W ramach zaprezentowanego na ulotkach programu mieszkaniowego Zjednoczona Lewica proponuje m.in. stworzenie programu budowy mieszkań z funduszy Banku Gospodarstwa Krajowego (BGK), ulgi podatkowe dla deweloperów budujących mieszkania na wynajem i rozwój najmu okazjonalnego.

A także pomoc dla "frankowiczów" przez unieważnienie klauzul niedozwolonych w umowach kredytowych, zakaz eksmisji na bruk, uzależnienie wysokości czynszów w mieszkaniach komunalnych od sytuacji dochodowej gospodarstwa domowego, przywrócenie ulgi budowlanej.

Podczas krótkiego briefingu liderka Zjednoczonej Lewicy powiedziała m.in. że chciała "wyrazić smutek" z powodu zawetowania przez prezydenta Andrzeja Dudę ustawy o uzgodnieniu płci.

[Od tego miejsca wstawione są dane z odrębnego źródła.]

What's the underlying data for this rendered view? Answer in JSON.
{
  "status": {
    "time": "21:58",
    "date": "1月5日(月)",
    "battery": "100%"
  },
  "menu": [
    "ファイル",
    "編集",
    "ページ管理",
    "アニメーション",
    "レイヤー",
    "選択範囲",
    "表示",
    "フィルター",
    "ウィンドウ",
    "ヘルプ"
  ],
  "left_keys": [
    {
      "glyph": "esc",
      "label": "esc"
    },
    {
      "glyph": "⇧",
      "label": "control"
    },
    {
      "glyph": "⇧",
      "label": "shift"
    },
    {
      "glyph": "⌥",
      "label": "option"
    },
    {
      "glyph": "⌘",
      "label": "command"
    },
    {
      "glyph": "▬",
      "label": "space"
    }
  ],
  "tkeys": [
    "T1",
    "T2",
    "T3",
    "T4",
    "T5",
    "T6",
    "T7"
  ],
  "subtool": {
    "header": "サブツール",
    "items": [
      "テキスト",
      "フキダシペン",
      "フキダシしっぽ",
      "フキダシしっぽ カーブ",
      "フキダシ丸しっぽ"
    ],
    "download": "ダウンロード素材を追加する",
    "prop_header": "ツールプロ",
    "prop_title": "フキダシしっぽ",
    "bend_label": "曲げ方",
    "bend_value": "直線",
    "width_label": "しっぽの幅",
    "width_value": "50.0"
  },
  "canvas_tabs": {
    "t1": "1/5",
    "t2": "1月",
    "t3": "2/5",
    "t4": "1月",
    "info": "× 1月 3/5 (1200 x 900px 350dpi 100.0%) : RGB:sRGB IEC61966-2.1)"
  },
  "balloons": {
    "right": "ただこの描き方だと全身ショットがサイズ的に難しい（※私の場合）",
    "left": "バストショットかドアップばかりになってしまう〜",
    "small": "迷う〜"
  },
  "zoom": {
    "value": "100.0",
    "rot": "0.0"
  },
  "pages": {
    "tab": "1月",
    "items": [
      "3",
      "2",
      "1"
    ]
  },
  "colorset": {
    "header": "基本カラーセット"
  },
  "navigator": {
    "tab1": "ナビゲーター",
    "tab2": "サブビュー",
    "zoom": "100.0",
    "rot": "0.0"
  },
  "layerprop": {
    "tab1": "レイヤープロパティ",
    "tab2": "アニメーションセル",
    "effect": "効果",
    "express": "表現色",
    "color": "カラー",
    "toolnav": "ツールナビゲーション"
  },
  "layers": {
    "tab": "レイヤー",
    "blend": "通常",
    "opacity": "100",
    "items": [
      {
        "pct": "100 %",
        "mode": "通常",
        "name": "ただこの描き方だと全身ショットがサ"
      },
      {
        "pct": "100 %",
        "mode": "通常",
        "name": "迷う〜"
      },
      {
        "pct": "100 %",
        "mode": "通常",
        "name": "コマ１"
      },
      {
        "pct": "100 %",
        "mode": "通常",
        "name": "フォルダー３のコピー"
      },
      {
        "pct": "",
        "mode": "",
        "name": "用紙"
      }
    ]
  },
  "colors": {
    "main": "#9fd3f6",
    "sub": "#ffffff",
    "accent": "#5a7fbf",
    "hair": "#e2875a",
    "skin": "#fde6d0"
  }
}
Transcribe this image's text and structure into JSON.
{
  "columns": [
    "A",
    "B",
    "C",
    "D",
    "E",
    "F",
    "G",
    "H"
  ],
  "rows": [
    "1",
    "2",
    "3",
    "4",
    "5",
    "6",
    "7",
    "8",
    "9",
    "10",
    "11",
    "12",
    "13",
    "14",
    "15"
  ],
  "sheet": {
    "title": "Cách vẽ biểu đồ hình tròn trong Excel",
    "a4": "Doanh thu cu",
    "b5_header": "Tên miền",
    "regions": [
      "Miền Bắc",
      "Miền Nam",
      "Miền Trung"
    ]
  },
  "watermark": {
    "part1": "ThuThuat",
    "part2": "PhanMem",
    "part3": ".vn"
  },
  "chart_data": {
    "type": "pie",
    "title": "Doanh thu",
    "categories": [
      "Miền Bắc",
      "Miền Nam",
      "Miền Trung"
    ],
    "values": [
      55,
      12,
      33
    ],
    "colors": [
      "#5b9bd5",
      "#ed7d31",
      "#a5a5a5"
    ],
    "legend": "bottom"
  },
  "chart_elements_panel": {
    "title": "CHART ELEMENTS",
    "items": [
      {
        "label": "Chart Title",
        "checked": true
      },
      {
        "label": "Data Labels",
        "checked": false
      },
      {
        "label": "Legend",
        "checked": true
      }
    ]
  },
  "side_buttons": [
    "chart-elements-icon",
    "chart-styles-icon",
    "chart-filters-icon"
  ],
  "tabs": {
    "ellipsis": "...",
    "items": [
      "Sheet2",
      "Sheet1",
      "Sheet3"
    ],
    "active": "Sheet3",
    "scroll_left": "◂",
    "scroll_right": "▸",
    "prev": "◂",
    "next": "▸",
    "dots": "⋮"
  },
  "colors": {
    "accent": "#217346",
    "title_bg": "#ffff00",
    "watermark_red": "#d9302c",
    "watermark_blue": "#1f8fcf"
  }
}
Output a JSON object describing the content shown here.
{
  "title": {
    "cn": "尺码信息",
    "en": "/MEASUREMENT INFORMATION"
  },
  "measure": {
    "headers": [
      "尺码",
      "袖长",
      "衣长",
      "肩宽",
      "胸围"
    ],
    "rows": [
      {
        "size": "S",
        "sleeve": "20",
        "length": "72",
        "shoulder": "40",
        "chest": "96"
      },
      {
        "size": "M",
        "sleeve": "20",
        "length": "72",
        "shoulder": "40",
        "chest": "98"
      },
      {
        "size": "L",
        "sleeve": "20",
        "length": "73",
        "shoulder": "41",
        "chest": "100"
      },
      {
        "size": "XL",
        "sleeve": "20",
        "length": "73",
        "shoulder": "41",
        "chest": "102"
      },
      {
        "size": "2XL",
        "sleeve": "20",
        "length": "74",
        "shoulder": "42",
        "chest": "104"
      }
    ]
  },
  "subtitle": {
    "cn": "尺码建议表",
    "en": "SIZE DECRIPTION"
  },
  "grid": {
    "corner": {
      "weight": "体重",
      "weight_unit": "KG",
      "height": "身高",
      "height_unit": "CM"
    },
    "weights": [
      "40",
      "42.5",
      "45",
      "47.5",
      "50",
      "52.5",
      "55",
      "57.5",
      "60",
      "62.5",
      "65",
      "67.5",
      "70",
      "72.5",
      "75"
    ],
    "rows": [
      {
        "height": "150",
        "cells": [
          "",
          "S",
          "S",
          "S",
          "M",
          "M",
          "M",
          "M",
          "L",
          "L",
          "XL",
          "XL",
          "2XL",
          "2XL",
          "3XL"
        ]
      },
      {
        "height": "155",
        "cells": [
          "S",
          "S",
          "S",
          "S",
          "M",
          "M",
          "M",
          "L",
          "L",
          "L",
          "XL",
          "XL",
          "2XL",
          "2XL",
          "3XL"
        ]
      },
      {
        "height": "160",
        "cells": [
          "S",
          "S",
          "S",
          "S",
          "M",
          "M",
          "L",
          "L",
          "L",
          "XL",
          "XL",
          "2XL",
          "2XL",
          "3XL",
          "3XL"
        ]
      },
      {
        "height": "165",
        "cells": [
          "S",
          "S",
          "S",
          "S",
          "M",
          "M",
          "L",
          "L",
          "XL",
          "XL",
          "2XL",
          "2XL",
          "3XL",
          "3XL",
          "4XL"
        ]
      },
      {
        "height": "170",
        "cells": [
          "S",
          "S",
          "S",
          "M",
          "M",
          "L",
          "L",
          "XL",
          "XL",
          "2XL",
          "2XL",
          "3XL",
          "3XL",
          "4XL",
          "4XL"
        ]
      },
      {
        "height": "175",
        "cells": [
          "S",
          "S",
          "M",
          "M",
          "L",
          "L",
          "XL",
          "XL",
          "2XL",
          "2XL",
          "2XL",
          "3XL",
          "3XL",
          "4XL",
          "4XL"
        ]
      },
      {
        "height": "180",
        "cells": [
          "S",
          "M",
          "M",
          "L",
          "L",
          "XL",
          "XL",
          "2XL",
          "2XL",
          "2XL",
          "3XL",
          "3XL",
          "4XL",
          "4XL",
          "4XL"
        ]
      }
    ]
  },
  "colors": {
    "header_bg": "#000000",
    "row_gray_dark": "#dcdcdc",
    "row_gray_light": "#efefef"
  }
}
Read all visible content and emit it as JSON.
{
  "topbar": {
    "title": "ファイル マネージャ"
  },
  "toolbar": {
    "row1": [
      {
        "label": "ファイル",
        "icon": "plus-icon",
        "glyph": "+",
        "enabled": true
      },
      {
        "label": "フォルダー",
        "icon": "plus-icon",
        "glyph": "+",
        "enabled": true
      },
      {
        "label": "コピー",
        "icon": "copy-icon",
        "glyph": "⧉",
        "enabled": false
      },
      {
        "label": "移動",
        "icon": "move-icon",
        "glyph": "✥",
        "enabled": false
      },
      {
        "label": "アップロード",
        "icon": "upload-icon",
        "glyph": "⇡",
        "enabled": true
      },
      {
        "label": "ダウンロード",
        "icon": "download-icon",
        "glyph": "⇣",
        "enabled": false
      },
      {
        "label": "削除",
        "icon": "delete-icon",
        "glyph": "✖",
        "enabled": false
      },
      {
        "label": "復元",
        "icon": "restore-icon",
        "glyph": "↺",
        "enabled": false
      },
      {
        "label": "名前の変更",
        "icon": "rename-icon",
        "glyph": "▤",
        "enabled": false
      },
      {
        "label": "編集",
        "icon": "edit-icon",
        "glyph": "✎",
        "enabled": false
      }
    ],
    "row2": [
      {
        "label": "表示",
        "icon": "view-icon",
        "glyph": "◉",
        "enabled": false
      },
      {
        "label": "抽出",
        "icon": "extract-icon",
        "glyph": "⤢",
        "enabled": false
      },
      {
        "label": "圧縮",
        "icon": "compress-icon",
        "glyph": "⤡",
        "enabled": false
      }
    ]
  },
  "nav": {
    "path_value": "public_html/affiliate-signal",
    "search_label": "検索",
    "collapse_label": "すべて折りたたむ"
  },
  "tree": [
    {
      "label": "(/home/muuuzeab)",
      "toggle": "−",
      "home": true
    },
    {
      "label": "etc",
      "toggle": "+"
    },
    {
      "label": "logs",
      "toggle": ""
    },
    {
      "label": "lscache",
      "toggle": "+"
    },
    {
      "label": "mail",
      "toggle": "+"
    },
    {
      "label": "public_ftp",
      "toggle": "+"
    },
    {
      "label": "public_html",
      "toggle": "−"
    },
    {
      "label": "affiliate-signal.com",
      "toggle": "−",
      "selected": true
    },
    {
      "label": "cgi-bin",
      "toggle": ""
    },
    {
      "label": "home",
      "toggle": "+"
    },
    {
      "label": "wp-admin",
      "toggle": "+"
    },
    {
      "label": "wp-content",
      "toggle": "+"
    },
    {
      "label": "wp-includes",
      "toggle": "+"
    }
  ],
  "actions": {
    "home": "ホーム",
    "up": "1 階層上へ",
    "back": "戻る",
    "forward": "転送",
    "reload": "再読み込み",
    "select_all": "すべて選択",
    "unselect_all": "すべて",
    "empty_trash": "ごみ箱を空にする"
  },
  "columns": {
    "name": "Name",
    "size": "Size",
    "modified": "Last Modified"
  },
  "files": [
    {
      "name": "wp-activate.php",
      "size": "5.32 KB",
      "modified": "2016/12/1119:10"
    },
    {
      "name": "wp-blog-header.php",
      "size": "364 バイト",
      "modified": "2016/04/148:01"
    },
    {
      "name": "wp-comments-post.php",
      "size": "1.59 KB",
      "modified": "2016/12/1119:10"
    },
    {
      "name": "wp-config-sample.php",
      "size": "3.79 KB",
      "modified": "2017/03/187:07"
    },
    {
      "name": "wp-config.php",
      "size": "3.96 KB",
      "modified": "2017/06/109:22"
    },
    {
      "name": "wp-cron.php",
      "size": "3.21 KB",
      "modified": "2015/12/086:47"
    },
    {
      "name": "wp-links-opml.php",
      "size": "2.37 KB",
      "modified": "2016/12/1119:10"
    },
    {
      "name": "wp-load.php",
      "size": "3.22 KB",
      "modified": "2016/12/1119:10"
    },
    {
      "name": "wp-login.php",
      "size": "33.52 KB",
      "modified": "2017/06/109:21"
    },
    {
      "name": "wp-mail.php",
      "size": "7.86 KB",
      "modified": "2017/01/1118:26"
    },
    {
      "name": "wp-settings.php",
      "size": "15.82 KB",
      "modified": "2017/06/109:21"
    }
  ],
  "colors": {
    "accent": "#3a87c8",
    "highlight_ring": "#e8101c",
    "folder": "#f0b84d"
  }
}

- Ta ustawa dotyczy naprawdę niewielu osób, więc może nikt - jak mówią konserwatyści - nie będzie reagował. Otóż będziemy, lewica zawsze będzie stała po stronie słabszych, dyskryminowanych i odrzuconych, po stronie tych, którym z niewiadomych, koniunkturalnych powodów prezydent odmówił godności - podkreśliła.

Wybory parlamentarne 2015 - więcej informacji>>>

Zaznaczyła, że "to nie jest wielka ustawa", ale ma ona pomóc osobom transpłciowym przejść proces zmiany płci, do którego mają prawo, "w sposób godny". - Jesteśmy zasmuceni, Duda obiecywał być prezydentem wszystkich Polek i wszystkich Polaków - wskazała Nowacka.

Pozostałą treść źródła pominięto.